Friday, April 6, 2007

Sassy-licious

I just finished reading How Sassy Changed My Life: A Love Letter to the Greatest Teen Magazine of All Time by Kara Jesella and Marisa Meltzer. I read it cover-to-cover, and although I'm a couple years too young for Sassy, it makes me long for magazines for women that are smarter than Real Simple and Cosmo -- they should compete on the level of Harper's and The New Yorker. But as Dana pointed out, women are on average less informed than men. Linda Hirshman even went so far as to accuse cushy suburbanites of relying on their husbands for political information. What went wrong here?

I seem to remember readership stats at my alma matter (the U of M) said that something like 65 percent of readers were female. Will we be the generation that flips the switch?

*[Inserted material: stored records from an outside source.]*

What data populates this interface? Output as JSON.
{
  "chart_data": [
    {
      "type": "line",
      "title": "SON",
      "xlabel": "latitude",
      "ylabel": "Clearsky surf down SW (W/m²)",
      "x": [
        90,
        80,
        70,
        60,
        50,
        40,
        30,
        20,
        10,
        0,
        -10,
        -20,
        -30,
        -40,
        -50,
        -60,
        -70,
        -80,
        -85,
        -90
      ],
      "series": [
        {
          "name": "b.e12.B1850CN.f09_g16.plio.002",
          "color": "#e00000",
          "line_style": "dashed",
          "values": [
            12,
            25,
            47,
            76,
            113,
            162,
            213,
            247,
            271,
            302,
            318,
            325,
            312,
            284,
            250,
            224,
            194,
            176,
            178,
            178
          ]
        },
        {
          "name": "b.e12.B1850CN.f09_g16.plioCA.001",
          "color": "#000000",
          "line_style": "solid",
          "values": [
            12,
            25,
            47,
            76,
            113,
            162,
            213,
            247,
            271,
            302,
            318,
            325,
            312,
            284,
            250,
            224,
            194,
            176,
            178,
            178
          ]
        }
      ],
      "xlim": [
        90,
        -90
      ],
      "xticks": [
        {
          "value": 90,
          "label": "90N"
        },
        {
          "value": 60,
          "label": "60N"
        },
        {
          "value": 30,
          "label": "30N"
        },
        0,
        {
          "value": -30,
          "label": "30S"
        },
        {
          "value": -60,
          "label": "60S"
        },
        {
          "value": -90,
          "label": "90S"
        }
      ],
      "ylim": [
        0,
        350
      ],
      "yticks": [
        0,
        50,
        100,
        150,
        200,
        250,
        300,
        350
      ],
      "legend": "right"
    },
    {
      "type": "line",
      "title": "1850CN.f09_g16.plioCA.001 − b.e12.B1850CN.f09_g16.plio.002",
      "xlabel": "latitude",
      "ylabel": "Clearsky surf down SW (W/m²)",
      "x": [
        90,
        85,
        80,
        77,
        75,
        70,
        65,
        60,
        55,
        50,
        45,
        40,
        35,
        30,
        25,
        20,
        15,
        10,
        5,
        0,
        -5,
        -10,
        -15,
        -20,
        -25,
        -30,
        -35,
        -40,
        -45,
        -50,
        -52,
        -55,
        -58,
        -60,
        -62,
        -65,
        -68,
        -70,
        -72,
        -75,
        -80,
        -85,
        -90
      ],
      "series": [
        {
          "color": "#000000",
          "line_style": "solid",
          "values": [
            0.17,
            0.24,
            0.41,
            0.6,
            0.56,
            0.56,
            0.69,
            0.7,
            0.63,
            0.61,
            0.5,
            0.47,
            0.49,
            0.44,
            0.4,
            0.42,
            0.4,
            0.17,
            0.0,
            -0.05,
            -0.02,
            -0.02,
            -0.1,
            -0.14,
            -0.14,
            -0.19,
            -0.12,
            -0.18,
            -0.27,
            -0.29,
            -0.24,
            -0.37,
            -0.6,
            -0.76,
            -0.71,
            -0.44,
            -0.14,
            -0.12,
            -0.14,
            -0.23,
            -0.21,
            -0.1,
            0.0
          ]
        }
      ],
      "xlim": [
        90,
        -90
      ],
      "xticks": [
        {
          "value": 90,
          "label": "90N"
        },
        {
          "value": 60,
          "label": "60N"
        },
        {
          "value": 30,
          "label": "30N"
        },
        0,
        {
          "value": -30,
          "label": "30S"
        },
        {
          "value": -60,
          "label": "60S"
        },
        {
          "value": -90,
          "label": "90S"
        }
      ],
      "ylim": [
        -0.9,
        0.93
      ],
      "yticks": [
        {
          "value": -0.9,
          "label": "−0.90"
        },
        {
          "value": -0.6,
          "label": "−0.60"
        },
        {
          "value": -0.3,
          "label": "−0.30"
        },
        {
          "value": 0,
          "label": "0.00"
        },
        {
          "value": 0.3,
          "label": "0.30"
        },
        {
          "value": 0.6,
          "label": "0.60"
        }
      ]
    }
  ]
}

I think of myself in my own group of friends. I am much less informed than my male friends and co-workers (and some of my female friends and co-worker), whose full-time job it is to follow the news. But, I'm probably more informed than your average citizen.

What, then makes the difference? Do women just "prefer" fluffy talk shows and celebrity gossip? I derive much greater enjoyment out of the Jim Lehrer News Hour than E!, but I am just one woman. I notice, when outside the beltway, a lot of women avoid talking to each other about politics in a way that men don't. This is, of course, a sweeping generalization, but the definition of "girl talk" does not include foreign policy.

I've wandered away from the point here, but Sassy definitely wasn't afraid of tough topics and used terms like "feminism" in a way that most teen magazines talk about boys. So the moral of the story is: the book was fabulous, women need to be better informed, and I need to stay on topic, apparently.